Straddling the line between the underground and the mainstream, Marc Almond marries the pop omnipresence of his 80s hit with Soft Cell ‘Tainted Love’ with daringly dramatic, gender-bending dives into Brel, cabaret and Russian romance.
Pairing art college in Leeds with eye-opening escapes to London’s Soho, a young Marc Almond told stories of the adventures of his youth with early singles 'Twilights + Lowlifes' and 'Glamour in Squalor'. They were an early indication of a career sprinkled with decadent titles, originals and covers.
As one half of synth-pop duo Soft Cell, along with electronics maverick David Ball, Almond released synth-pop classic, Non-Stop Erotic Cabaret, a debut LP featuring the definitive British pop anthem of 1981, ‘Tainted Love’ — a revisited northern soul gem by Gloria Jones — alongside ‘Bedsitter’, a rhythmic peek into the raw realities of London clubland. Two years later, the short-lived Soft Cell offshoot Marc and The Mambas unleashed their new wave, flamenco sophomore album, Torment and Toreros. In 1984 came his art pop solo debut, Vermin in Ermine, a Top-40 record packed with shimmering songwriting, and backing vocals The Willing Sinners.

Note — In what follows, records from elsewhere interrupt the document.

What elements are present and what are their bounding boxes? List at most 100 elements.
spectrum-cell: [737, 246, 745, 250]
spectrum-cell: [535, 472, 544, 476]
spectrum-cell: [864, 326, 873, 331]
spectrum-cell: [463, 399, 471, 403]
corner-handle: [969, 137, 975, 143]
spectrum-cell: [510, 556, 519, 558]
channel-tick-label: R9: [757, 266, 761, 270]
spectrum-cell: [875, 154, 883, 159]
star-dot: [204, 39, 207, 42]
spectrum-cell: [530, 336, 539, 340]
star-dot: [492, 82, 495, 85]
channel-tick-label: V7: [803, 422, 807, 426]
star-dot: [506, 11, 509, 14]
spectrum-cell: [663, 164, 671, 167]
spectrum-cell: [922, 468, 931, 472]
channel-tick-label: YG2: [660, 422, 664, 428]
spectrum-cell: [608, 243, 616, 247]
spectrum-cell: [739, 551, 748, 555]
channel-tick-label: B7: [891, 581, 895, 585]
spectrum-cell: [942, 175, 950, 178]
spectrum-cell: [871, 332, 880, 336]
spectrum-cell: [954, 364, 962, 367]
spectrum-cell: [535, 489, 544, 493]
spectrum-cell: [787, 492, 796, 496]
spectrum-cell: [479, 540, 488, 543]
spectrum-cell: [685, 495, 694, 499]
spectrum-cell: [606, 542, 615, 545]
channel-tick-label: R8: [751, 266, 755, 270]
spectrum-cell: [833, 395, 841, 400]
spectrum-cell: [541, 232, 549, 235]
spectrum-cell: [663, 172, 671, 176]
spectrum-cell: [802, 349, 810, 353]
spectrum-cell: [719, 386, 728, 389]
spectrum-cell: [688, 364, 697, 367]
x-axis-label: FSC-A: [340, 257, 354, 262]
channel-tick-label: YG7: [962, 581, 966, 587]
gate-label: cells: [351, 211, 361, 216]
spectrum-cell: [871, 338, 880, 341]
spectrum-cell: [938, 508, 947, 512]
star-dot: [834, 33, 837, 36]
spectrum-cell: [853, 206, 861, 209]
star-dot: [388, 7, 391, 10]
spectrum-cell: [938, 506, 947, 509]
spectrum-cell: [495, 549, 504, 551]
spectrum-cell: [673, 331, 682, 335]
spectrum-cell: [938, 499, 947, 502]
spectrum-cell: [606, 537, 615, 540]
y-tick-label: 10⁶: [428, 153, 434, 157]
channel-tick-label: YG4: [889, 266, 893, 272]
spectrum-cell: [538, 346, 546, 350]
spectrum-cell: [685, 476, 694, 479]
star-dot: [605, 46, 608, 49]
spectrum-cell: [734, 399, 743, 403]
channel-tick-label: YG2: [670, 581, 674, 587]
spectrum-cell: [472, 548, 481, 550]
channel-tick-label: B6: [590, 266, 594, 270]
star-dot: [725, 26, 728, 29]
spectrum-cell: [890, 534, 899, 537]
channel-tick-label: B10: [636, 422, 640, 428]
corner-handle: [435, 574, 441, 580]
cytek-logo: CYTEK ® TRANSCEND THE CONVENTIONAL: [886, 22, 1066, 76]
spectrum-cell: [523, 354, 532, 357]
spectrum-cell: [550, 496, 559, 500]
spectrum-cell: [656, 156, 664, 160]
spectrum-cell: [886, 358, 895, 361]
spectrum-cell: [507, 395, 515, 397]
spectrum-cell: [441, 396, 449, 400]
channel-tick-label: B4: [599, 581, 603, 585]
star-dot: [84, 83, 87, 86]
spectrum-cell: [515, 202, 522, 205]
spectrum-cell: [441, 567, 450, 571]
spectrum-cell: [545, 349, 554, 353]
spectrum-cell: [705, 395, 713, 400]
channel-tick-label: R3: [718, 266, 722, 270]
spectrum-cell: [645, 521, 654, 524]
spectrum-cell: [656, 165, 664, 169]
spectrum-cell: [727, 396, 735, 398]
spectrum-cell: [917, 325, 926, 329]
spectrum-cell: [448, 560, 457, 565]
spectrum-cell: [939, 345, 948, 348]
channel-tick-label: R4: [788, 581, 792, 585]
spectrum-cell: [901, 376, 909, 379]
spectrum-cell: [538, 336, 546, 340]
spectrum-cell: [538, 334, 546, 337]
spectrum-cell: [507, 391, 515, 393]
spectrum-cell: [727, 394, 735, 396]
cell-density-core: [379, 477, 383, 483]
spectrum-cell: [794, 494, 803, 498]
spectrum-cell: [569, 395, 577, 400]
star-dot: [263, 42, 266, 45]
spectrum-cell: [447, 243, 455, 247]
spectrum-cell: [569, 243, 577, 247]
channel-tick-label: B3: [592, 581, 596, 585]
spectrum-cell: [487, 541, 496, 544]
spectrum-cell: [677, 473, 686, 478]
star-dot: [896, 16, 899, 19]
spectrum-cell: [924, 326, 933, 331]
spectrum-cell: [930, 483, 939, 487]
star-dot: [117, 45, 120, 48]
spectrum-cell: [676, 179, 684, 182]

While Almond artistically spread his wings with a string of baroque inspired covers, and collaborations with French singers and poets, in 2004 a nearly fatal motorcycle crash left the singer in a coma. It would be a long and winding road to recovery, having to trace his way back on stage in slow, unsteady steps through a series of guest and solo live shows. His appearances, including Antony Hegarty’s stellar Meltdown Festival, brought him back to public consciousness, reconnecting with long-time fans while being rediscovered by new ones. Already a seasoned recording artist, he resurfaced with a new sense of focus, blending homoerotic poetry by Rimbaud and Jean Genet (Feasting with Panthers with Michael Cashmore) and piano-laden musings that doubled as operatic metaphors for AIDS and other viruses (Ten Plagues – A Song Cycle). Some of his most remarkable career peaks followed, including a prestigious OBE in 2018, a sold-out show with the reunited Soft Cell in London’s O2 arena, as well as a UK Top-10 hit with fellow synth-pop mainstays Pet Shop Boys in their collaboration with Soft Cell ‘Purple Zone’, over four decades into the pop game. In between the highs, he kept the original material coming alongside a stream of nostalgia-soaked, yet newly seductive covers. Just leave it to Almond to turn plagues into play and twilights into triumph.